When I signed up for Pre-Med Club’s Alternative Spring Break, I never imagined that I could change, but from day one in the Dominican Republic, I knew that I had been completely wrong. When someone told me this trip was going to change my life, I did not anticipate what was going to happen.

By the time we made it to Neyba, a community on the west side of the country, it was pitch black outside and you could see every single star in the sky. We had been crammed into a small bus-van for four hours, and we came to a stop. Eventually, our directors told us that the bus would not make it up the mountain where our living complex was because there was no real road. So instead, we had to sit in pick-up truck beds, with six or seven to a bed. The ride was an hour long. As we rode, feeling every rock, pebble and boulder on our butts, we had no idea what was beyond the blackness that surrounded us.

The next morning, all of us were in complete awe. The complex we were staying at was the most beautiful place. We were literally staying on a mountainside, surrounded by forests, small makeshift homes and a breathtaking view. After having a meal that was prepared by Dominican women, we were divided into three groups, two of which would build latrines in the community. The third would stay in the community and talk to residents about sexual health and teen pregnancy. On the ride down the mountain, we finally found out where we were, how amazingly beautiful the area was and how we were in paradise. We could see off the side of the mountain three feet to our left, and with the wind in our faces sitting in those trucks, we all just smiled as we bumped down the road.

We worked all day in 90-degree weather; we were always dusty, dirty, sweaty and warm; we dug holes for trash; we mixed and laid cement; we built latrines; we worked with people who lived on $350 a month. That’s what we did, and it isn’t. As we arrived at each worksite, we were always swarmed with kids who wanted to see and meet the “Americanos.” We always had toys and candy to share. That meant that our work was always mixed with playing catch, photo shoots, jumping rope and eating candy. Once, a little girl came up to us wanting to play, and we noticed a large burn about the size of a post-it on her leg. Her mother told us that it was a motorcycle burn, a bunch of pre-med kids jumped into action, patching her up and helping her. All the time, she was smiling, saying it didn’t hurt and thanking us. It was moments like these that reaffirmed why we were there.

As a Spanish-speaker, my experience was different, and I had the opportunity to talk with the families about things that seem so simple to us in the U.S. — things like washing their hands before and after preparing food, after using the bathroom and before eating a meal. I got to share with people that things were covered in ice and snow in Michigan. People asked me if all the water was frozen solid, if we could wash our clothes and asked how we bathed. Something so simple seemed so foreign to them. Even being Asian was a foreign concept. The other students in our group were called “Americanos,” but not me. I was “un chino” or “Jackie Chan,” one that could speak Spanish nonetheless. They were so surprised.

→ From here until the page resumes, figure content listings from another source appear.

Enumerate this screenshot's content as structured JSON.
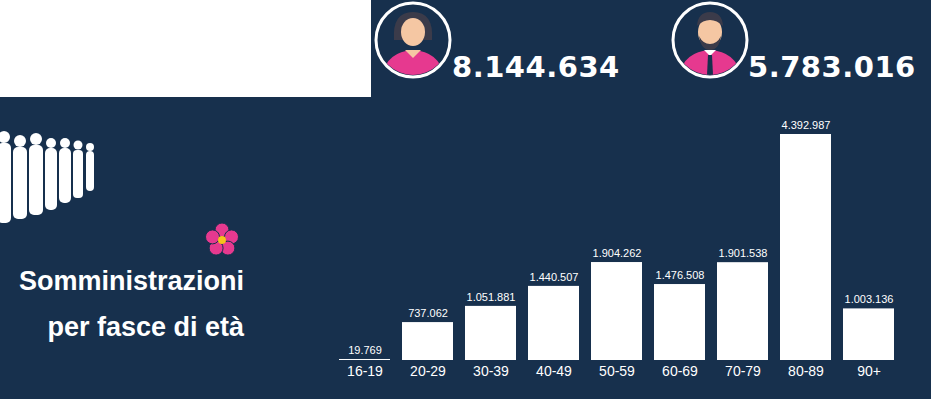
{
  "totals": {
    "values": [
      8144634,
      5783016
    ],
    "value_labels": [
      "8.144.634",
      "5.783.016"
    ]
  },
  "chart_data": {
    "type": "bar",
    "title": "Somministrazioni per fasce di età",
    "categories": [
      "16-19",
      "20-29",
      "30-39",
      "40-49",
      "50-59",
      "60-69",
      "70-79",
      "80-89",
      "90+"
    ],
    "values": [
      19769,
      737062,
      1051881,
      1440507,
      1904262,
      1476508,
      1901538,
      4392987,
      1003136
    ],
    "value_labels": [
      "19.769",
      "737.062",
      "1.051.881",
      "1.440.507",
      "1.904.262",
      "1.476.508",
      "1.901.538",
      "4.392.987",
      "1.003.136"
    ],
    "color": "#ffffff",
    "ylim": [
      0,
      4392987
    ],
    "data_labels": true,
    "tick_labels": "x"
  }
}
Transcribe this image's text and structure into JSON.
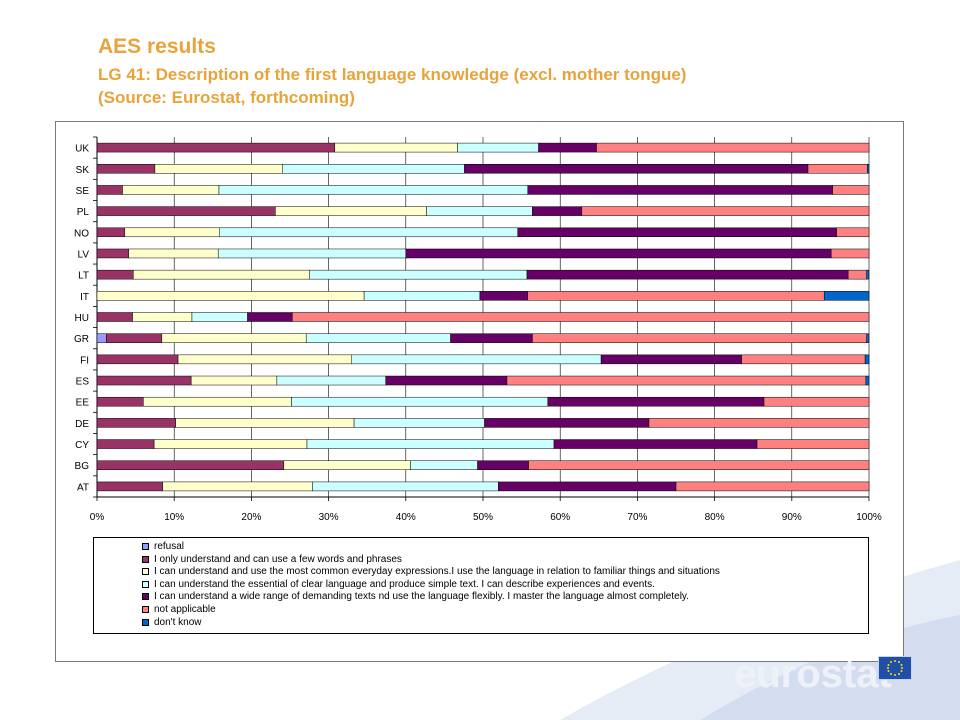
{
  "header": {
    "title": "AES results",
    "subtitle_line1": "LG 41: Description of the first language knowledge (excl. mother tongue)",
    "subtitle_line2": "(Source: Eurostat, forthcoming)"
  },
  "logo": {
    "text": "eurostat",
    "icon": "eu-flag-icon"
  },
  "colors": {
    "page_wave": "#e3eaf5",
    "title": "#e8a33a"
  },
  "chart_data": {
    "type": "bar",
    "orientation": "horizontal",
    "stacked": "percent",
    "categories": [
      "UK",
      "SK",
      "SE",
      "PL",
      "NO",
      "LV",
      "LT",
      "IT",
      "HU",
      "GR",
      "FI",
      "ES",
      "EE",
      "DE",
      "CY",
      "BG",
      "AT"
    ],
    "x_ticks": [
      "0%",
      "10%",
      "20%",
      "30%",
      "40%",
      "50%",
      "60%",
      "70%",
      "80%",
      "90%",
      "100%"
    ],
    "xlim": [
      0,
      100
    ],
    "grid": true,
    "legend_position": "bottom",
    "series": [
      {
        "name": "refusal",
        "color": "#9999ff",
        "values": [
          0,
          0,
          0,
          0,
          0,
          0,
          0,
          0,
          0,
          1.2,
          0,
          0,
          0,
          0,
          0,
          0,
          0
        ]
      },
      {
        "name": "I only understand and can use a few words and phrases",
        "color": "#993366",
        "values": [
          30.8,
          7.5,
          3.3,
          23.1,
          3.6,
          4.1,
          4.7,
          0,
          4.6,
          7.2,
          10.5,
          12.2,
          6.0,
          10.2,
          7.4,
          24.2,
          8.5
        ]
      },
      {
        "name": "I can understand and use the most common everyday expressions.I use the language in relation to familiar things and situations",
        "color": "#ffffcc",
        "values": [
          15.9,
          16.5,
          12.5,
          19.6,
          12.3,
          11.6,
          22.8,
          34.6,
          7.7,
          18.7,
          22.5,
          11.1,
          19.2,
          23.1,
          19.8,
          16.4,
          19.4
        ]
      },
      {
        "name": "I can understand the essential of clear language and produce simple text. I can describe experiences and events.",
        "color": "#ccffff",
        "values": [
          10.5,
          23.6,
          40.0,
          13.7,
          38.6,
          24.3,
          28.2,
          15.0,
          7.2,
          18.7,
          32.3,
          14.1,
          33.2,
          16.9,
          32.0,
          8.7,
          24.1
        ]
      },
      {
        "name": "I can understand a wide range of demanding texts nd use the language flexibly. I master the language almost completely.",
        "color": "#660066",
        "values": [
          7.5,
          44.5,
          39.5,
          6.4,
          41.3,
          55.1,
          41.6,
          6.2,
          5.8,
          10.6,
          18.2,
          15.7,
          28.0,
          21.3,
          26.3,
          6.6,
          23.0
        ]
      },
      {
        "name": "not applicable",
        "color": "#ff8080",
        "values": [
          35.3,
          7.7,
          4.7,
          37.2,
          4.2,
          4.9,
          2.4,
          38.4,
          74.7,
          43.3,
          16.0,
          46.5,
          13.6,
          28.5,
          14.5,
          44.1,
          25.0
        ]
      },
      {
        "name": "don't know",
        "color": "#0066cc",
        "values": [
          0,
          0.2,
          0,
          0,
          0,
          0,
          0.3,
          5.8,
          0,
          0.5,
          0.5,
          0.4,
          0,
          0,
          0,
          0,
          0
        ]
      }
    ]
  }
}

On one of the days, I had the opportunity to go to the schools and talk about teen pregnancy. In this school, we had around 70 kids, ranging from ages of 8 to 18. As we talked with the students, I translated for the others with me. At one point, a girl stood up and spoke. She was 28 years old, had her first child at 13, had three other kids, and more amazingly, she was in school with her eldest son. She wanted to share with the other kids about how it changed her life and what she had to sacrifice in order to be a mom at 13. As heavy as that was, as emotionally draining as every day seemed to be, each day seemed better than the last.

The best day of the week involved a random hike through the woods with three incredible people in my group, one of our facilitators, Raudo, and two local kids, Rafelito and Carlos, who knew the mountain and it’s glory. As we hiked, Rafelito disappeared, and then it started to rain toronjas (grapefruits in Spanish). Carlos began picking them up one by one and started to peel them with his machete. I just about died of happiness. And then, it started to rain oranges and when I thought it couldn’t get any better, we were hiking down the side of a mountain chomping on fresh-off-the-tree fruit.

So on my spring break, I went to different bars and built latrines. I went swimming in the most beautiful beach, played catch with little kids, I kicked it on a catamaran and learned how to speak Spanish like a Dominican. I hiked a mountain and talked about condoms and saw some of the most resilient people, all while meeting and getting to know incredible students from the University. Contrary to my prior beliefs, I changed. I changed in a way that I couldn’t even explain, that I still can’t explain. But most importantly, I want to go back. I want to be like the people we met in the Dominican Republic, people who love the people of their country, who give up everything to better other’s lives, who dedicate their lives to a seemingly impossible cause, who are making a difference. For them, what they do is little and small, but for us, for the people they help, they are a blessing. They are role models. They are who we aspire to be.